Poseł Paweł Olszewski rozmawiał z samorządowcami o wykluczeniu komunikacyjnym / Fot. B. Witkowski/ UMB
Na debatę o przyszłości międzygminnej komunikacji publicznej przybyli przedstawiciele samorządów należących do Metropolii Bydgoszcz. Cel spotkania: pomysł na zwiększenie finansowania połączeń międzygminnych.

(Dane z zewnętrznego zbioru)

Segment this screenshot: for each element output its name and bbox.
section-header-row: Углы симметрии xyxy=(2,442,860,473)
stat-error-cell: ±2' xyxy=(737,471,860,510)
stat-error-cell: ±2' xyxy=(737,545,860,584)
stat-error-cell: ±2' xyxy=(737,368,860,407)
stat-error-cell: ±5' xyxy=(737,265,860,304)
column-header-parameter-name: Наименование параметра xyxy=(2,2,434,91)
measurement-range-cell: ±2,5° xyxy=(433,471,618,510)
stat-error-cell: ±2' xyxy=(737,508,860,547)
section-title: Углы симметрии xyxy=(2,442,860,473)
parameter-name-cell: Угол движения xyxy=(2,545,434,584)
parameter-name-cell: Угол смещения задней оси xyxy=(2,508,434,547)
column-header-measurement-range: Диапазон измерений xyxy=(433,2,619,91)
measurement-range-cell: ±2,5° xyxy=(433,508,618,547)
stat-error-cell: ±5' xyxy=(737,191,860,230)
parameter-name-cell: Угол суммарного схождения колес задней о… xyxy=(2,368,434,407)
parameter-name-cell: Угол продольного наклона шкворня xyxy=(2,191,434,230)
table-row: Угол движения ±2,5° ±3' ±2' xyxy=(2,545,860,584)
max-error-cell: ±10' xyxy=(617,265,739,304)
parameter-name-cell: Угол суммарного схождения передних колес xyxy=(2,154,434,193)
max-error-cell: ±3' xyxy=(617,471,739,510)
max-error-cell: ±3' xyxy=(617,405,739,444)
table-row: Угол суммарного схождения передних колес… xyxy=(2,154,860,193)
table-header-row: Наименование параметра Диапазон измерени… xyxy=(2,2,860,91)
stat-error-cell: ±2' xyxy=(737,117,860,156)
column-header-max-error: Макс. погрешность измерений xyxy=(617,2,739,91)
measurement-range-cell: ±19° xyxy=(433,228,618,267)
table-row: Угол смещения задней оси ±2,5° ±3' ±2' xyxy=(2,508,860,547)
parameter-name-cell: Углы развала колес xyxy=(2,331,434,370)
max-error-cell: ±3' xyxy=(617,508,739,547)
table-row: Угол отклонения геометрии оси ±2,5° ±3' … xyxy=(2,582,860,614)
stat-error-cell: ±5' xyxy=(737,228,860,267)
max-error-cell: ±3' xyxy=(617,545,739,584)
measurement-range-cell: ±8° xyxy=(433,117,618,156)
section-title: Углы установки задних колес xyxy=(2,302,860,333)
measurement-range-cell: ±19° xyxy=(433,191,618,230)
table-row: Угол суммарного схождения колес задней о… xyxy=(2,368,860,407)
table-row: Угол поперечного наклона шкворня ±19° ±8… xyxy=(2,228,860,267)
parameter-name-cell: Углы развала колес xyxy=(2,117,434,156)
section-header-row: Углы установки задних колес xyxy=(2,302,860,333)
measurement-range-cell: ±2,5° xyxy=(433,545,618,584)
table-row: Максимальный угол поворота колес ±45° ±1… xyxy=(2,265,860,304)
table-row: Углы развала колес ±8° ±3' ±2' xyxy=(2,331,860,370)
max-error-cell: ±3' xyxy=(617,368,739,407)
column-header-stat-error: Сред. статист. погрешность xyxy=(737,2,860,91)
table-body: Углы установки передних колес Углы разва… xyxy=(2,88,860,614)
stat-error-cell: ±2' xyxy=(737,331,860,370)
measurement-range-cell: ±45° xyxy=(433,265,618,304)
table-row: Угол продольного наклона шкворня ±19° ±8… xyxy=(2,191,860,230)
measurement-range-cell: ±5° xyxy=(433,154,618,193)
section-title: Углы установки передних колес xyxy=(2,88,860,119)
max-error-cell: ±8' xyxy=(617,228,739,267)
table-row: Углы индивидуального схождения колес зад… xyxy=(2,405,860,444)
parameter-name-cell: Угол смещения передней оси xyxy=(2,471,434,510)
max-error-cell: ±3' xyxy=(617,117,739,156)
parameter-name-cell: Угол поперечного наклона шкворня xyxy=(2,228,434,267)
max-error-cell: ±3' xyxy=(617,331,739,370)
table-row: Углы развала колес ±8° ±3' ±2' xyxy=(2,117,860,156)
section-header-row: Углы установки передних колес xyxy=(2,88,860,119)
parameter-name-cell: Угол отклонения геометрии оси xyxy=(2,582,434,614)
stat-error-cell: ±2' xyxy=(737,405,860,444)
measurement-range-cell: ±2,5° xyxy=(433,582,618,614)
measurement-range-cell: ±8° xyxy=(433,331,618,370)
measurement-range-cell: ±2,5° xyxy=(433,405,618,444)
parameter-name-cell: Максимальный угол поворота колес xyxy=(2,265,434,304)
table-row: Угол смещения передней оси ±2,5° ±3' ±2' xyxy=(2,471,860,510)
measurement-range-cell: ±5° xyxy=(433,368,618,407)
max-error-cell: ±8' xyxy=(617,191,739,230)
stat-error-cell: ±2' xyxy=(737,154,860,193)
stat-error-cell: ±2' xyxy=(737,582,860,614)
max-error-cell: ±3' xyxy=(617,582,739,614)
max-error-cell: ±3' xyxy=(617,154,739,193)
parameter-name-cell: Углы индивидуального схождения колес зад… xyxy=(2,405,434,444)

– Problem wykluczenia komunikacyjnego w Polsce jest realny i dotkliwy. Ludzie, którzy dojeżdżają do Bydgoszczy lub do innych gmin, mają realny problem. Dzisiaj jest tak, że miasta na prawach powiatów nie mogą ubiegać się o środki z funduszu rozwoju przewozów autobusowych. Domyślam się, że była to decyzja stricte polityczna, żeby włodarze dużych miast, którzy nie są najczęściej z partii obecnie rządzącej, nie mogli korzystać z tego wsparcia. Rezultat tego jest taki, że z powodu niemożności ubiegania się o te środki, cierpią nie tylko bydgoszczanie, ale i wszyscy mieszkańcy gmin okolicznych – powiedział poseł Paweł Olszewski (Koalicja Obywatelska), przewodniczący sejmowej Komisji Infrastruktury, z którego inicjatywy zorganizowano spotkanie w Młynach Rothera.
Ustawa o funduszu rozwoju przewozów autobusowych o charakterze użyteczności publicznej przewiduje dopłatę do przejazdów: gminom, związkom międzygminnym, związkom powiatowo-gminnym, powiatom, związkom powiatów i województwom. Komunikacja miejska z tego funduszu jest wykluczona.
– U nas w województwie nie zostało wykorzystanych około 80 mln złotych z funduszu na te połączenia. Środki są. Muszą być tylko chęci polityczne – dodał poseł Olszewski. Przekazał, że Klub Parlamentarny Platformy Obywatelskiej złożył nowelizację ustawy o funduszu. Zawiera ona zezwolenie miastom na prawach powiatu np. Bydgoszczy na korzystanie z funduszu w celu finansowania komunikacji publicznej międzyterytorialnej.
Brak pieniędzy miasta na nowe połączenia
Z 13 linii bydgoskich linii podmiejskich korzysta blisko 9000 osób dziennie. Połączeniami z Bydgoszczy objętych jest pięć z siedemnastu gmin należących do Metropolii Bydgoszcz. Najwięcej z nich dojeżdża do gmin Osielsko, Dobrcz i Białe Błota.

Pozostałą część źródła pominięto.